Guinée : et si les raisons du retard des résultats des examens étaient ailleurs

Alors que dans beaucoup de pays l’heure est à la rentrée scolaire, en Guinée les résultats de certains examens de fin d’année sont toujours attendus. Devant ce retard, certains s’en prennent au ministre de l’Éducation nationale qu’ils qualifient d’incompétent. Comme si, dans un département ministériel, c’est le ministre en personne qui doit faire tout le travail. Un amalgame entre le ministère et le ministre.

En réalité, la nomination de M. Bano Barry a été une véritable incongruité dans la mesure où le chef de l’État devait savoir que cet intellectuel est devenu la bête noire de tous ceux dont les vivres ont été coupées par les reformes qu’il a menées dans l’enseignement supérieur. Voire dans l’enseignement tout court. Car les imbrications sont telles que tous les départements en charge de l’éducation ont été touchés par le nettoyage effectué par M. Barry.

Devant la démission de l’État, devenu la vache laitière de certains fonctionnaires, ces derniers avaient mis en place une mafia bien organisée. Le système consistait à dire que l’État est incapable de prendre en charge et de former tous les étudiants. Il fallait donc les orienter vers les privés. Paradoxalement c’est ce même État qui payait la formation des étudiants. Ce système mafieux avait fini par faire du privé l’État et l’État le privé.

Il ne fallait pas être un expert pour constater le conflit d’intérêt entre fondateurs des universités privées et fonctionnaires du département en charge de l’enseignement supérieur. L’État était devenu comme un père qui, se disant pauvre, confie ses enfants à un autre. Mais en même temps il doit dépenser ses enfants plus que s’ils étaient restés à la maison. Alpha Condé s’en était rendu compte. Il a cherché la personne qui devait poser le bon diagnostic et prescrire le bon remède.

En acceptant de mission périlleuse, l’universitaire avait pris un risque. Celui de provoquer les courroux de tous ceux dont l’intérêt serait menacé par cette réforme courageuse voire suicidaire. Devenu la bête noire de la plupart de ses anciens collègues, celui qui a osé mettre fin à cette mafia devait être tout sauf un ministre de l’Éducation nationale. Pace qu’il est dans un environnement très hostile.
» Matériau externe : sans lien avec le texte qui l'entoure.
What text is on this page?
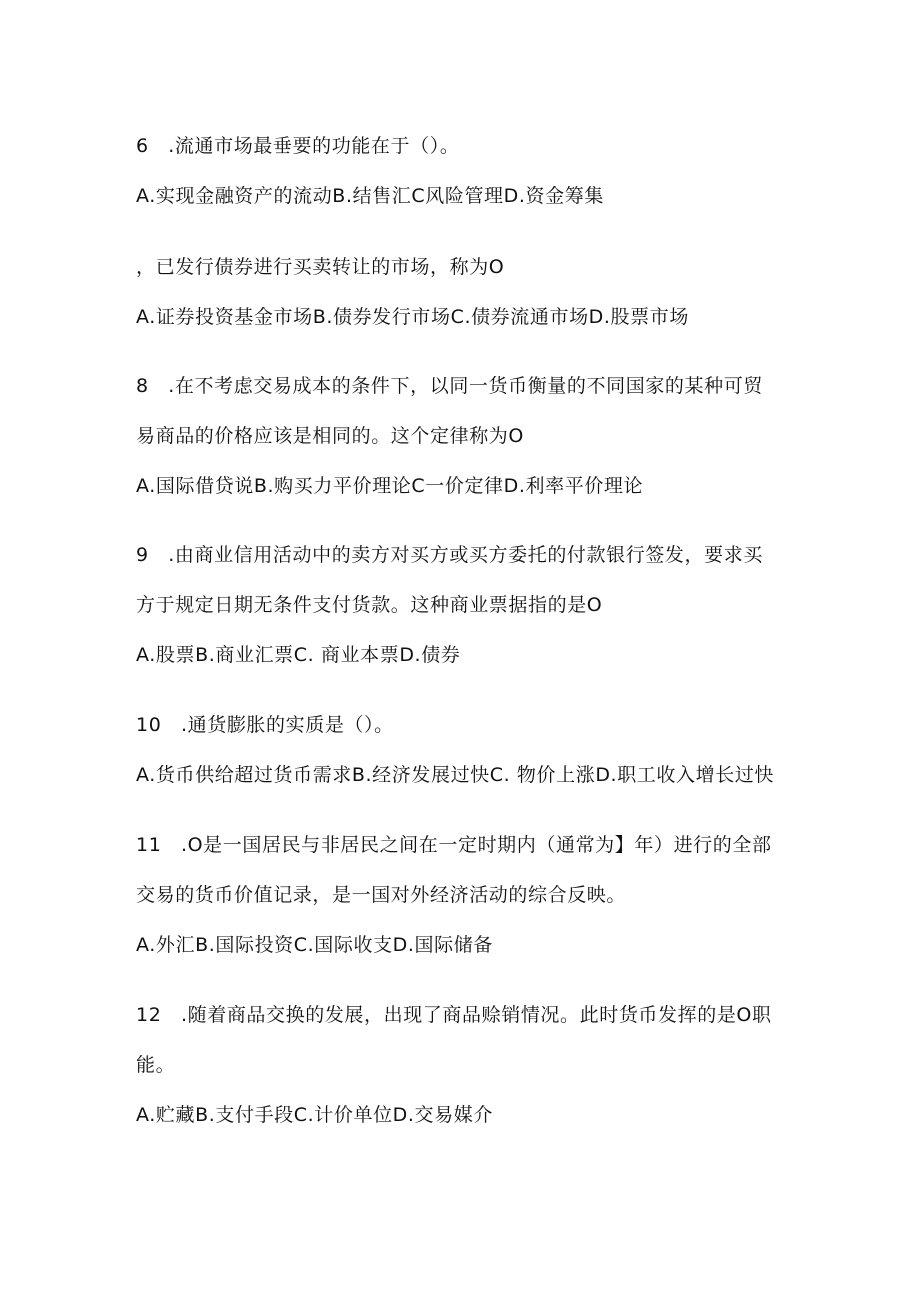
6　.流通市场最垂要的功能在于（）。
A.实现金融资产的流动B.结售汇C风险管理D.资金筹集
，已发行债券进行买卖转让的市场，称为O
A.证券投资基金市场B.债券发行市场C.债券流通市场D.股票市场
8　.在不考虑交易成本的条件下，以同一货币衡量的不同国家的某种可贸
易商品的价格应该是相同的。这个定律称为O
A.国际借贷说B.购买力平价理论C一价定律D.利率平价理论
9　.由商业信用活动中的卖方对买方或买方委托的付款银行签发，要求买
方于规定日期无条件支付货款。这种商业票据指的是O
A.股票B.商业汇票C. 商业本票D.债券
10　.通货膨胀的实质是（）。
A.货币供给超过货币需求B.经济发展过快C. 物价上涨D.职工收入增长过快
11　.O是一国居民与非居民之间在一定时期内（通常为】年）进行的全部
交易的货币价值记录，是一国对外经济活动的综合反映。
A.外汇B.国际投资C.国际收支D.国际储备
12　.随着商品交换的发展，出现了商品赊销情况。此时货币发挥的是O职
能。
A.贮藏B.支付手段C.计价单位D.交易媒介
Lorsqu’un ministre est entouré par des personnes qui rament à contrecourant, il va de soi que son département sera contre performant. Comme c’est le cas du ministère de l’Éducation nationale. Il ne s’agit pas de dédouaner un ministre et de justifier un retard inacceptable et injustifiable. Mais il s’agit de faire une lecture objective de la situation. Vous ne pouvez pas mettre une personne dans un environnement hostile voire agressif et espérer obtenir des résultats.

Pour le moment le ministre est consolé par le soutien du chef de l’État. Mais, tôt ou tard le système aura raison de lui. Avec la coalition de ceux dont les vivres ont été coupées et ceux qui estiment que le ministre n’a jamais mouillé le maillot pour le part, ce dernier a très peu de chance de rester longtemps à son poste. Comme beaucoup d’autres, il finira par tomber. Mais à la différence des autres, il aura au moins essayé d’assumer ses responsabilités, comme l’atteste la récente suspension d’un responsable de son département.

Actuellement le topo consiste à prouver à Alpha Condé qu’il a misé sur un mauvais cheval. Et l’amener à s’en débarrasser. Malheureusement parfois l’opinion publique joue le jeu du système mafieux en clouant au pilori le ministre. Sans savoir les tenants et les aboutissants du retard des résultats des examens de fin d’année. Ce dont il s’agit ici c’est l’avenir de tout un pays. Le ministre passera mais le pays restera.

Depuis l’organisation des examens jusqu’à la publication de résultats il y a un sabotage. Les réseaux sociaux ont été mis à contribution pour discréditer l’organisation des examens. Or, les Guinéens doivent savoir que rares sont les enfants de nos dirigeants qui étudient dans nos écoles. En sabotant le système éducatif nous faisons moins mal à Bano Barry qu’aux enfants de Guinée. Raison pour laquelle tous doivent œuvrer pour la crédibilité et l’efficacité de notre enseignement.